Plaintiff, by and through her attorney, Richard C. Whaley, and for her Complaint states:

1. That at all times necessary to this action, Plaintiff was a resident of El Paso County, Colorado.

2. That at all times necessary to this action, the alleged acts and omissions of Defendant which form the basis of this Complaint took place in El Paso County, Colorado.

3. Upon information and belief, Defendant is a Delaware Corporation in good standing, conducting business in the State of Colorado.

4. Defendant has claimed that Plaintiff is indebted to it in the amount of $1,219.82 by virtue of its issuance of Discover Card # 6011-0096-9750-6066.

5. Defendant has been advised repeatedly that Plaintiff never applied for such card, never had such card in her possession, never used such card for any purpose whatsoever, and is not indebted to Defendant because of any credit extended by it for the use of such card by any person.

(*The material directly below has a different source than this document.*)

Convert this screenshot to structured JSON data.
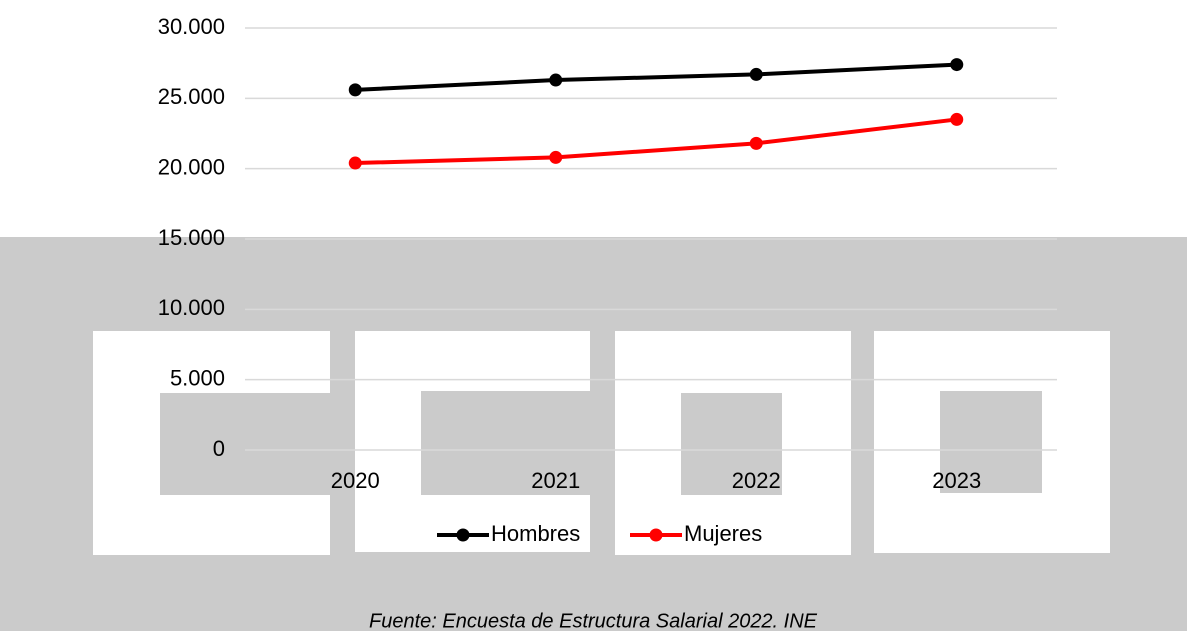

6. Despite such advisement and notice, Defendant repeatedly sent payment demand notices to Plaintiff, and threatened suit if Plaintiff did not pay the amount demanded of her. Further, Defendant has reported to various credit reporting agencies that it has charged off to its bad debt accounts the sum of $1,219.00 for non-payment of the said sum by Plaintiff.

7. That at all times relevant to the subject matter of this Complaint, Defendant knew that Plaintiff had no legal debt obligation to it on the subject Discover Card.

8. That Defendant’s actions and omissions as herein alleged are actionable as a violation of § 5-5-108, C.R.S.

*11579. That the false, defamatory credit information remains in Plaintiffs credit file to this date, and as such constitutes a continuing course of conduct. Such conduct by Defendant was, and remains willful, wanton, malicious, unconscionable, and outrageous; and was done and continues to be done with the deliberate intent to cause severe, irreparable damage to Plaintiffs credit reputation.

10. As a direct and proximate result of Defendant’s conduct as herein alleged, Plaintiff has suffered severe, irreparable damage to her credit reputation, lost credit opportunities, and mental and emotional distress.

WHEREFORE, Plaintiff prays for judgment in her behalf and against Defendant in an amount to adequately compensate her for her damages, interest as provided by statute from the date the cause of action arose, exemplary damages, attorney’s fees pursuant to § 5-5-108 C.R.S., costs of this action, and such other and further relief as to the Court may seem appropriate.

PLAINTIFF DEMANDS TRIAL BY JURY FOR ALL ISSUES SO TRIABLE.